Amazon announced price cuts on most of its cloud computing services, marking the 42nd price reduction since its introduction eight years ago.
Speaking at the Amazon Web Developers conference in San Francisco, Andrew Jassy, senior vice president of Amazon Web Services, said the drop in prices will range from 10 percent to 65 percent.
The slashed rates, which go into effective on April 1, apply to Amazon EC2, Amazon S3, the Amazon Relational Database Service and Elastic MapReduce.
“Lowering prices is not new for us. It is something we do on a regular basis. Whenever we can take costs out of our own cost structure, we give them back to our customers in the form of lower prices. I think you can and should expect us to do this periodically,” Jassy said.
The AWS price cuts include:
- The popular S3 object-storage service is dropped by 51 percent.
- Multiple EC2 raw compute services: 38 percent for m3, 30 percent for c3, and 10-40 percent for older instances, like m1, m2, c1, and cc2.
- Relational Database Service, or RDS, is slashed by 28 percent.
- Elasticache caching service is dropping 34 percent.
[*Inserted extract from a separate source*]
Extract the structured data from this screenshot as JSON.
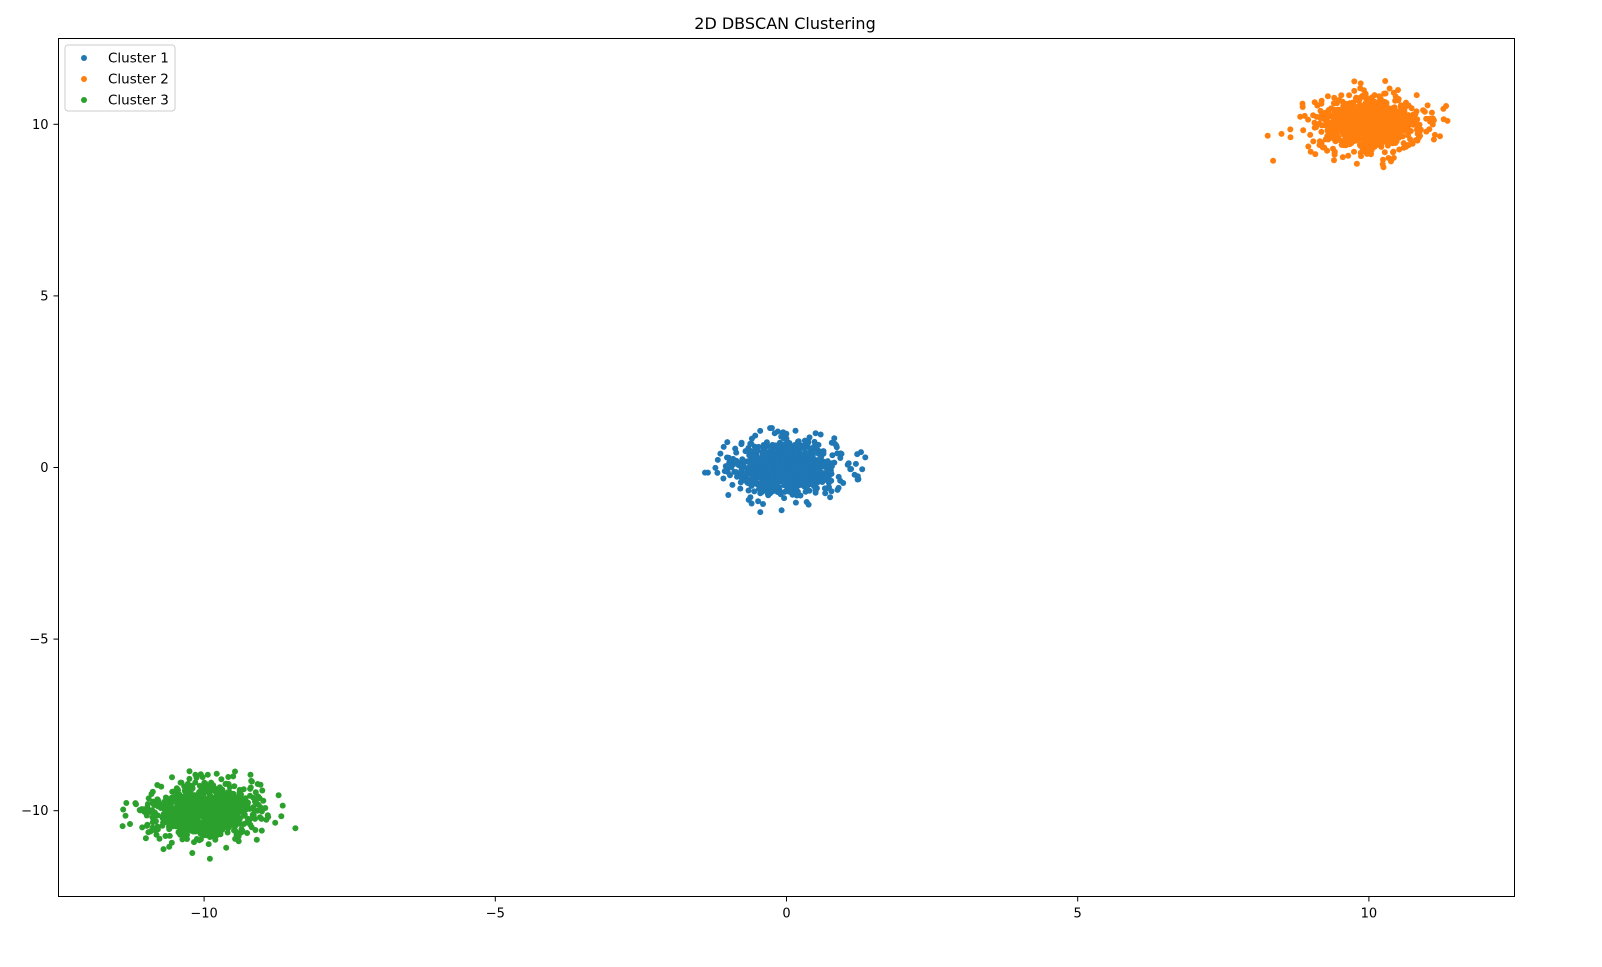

- Elastic MapReduce or EMR sees price drops of 27 percent to 61 percent.
The price cuts come a day after Google announced price reductions to its Cloud Platform services.
During his keynote address, Jassy claimed that AWS has five times the computing power of its 14 rivals combined, pointing to an analysis that industry consultancy Gartner published last August. “When you look at all those capabilities, they don’t exist anywhere else,” Jassy said.
Jassy also revealed that the company will launch a new memory-optimized instance dubbed R3, featuring an 8 to 1 memory to CPU ratio, with up to 244 GB of RAM. He added that Amazon has already announced 80 new features and services this year.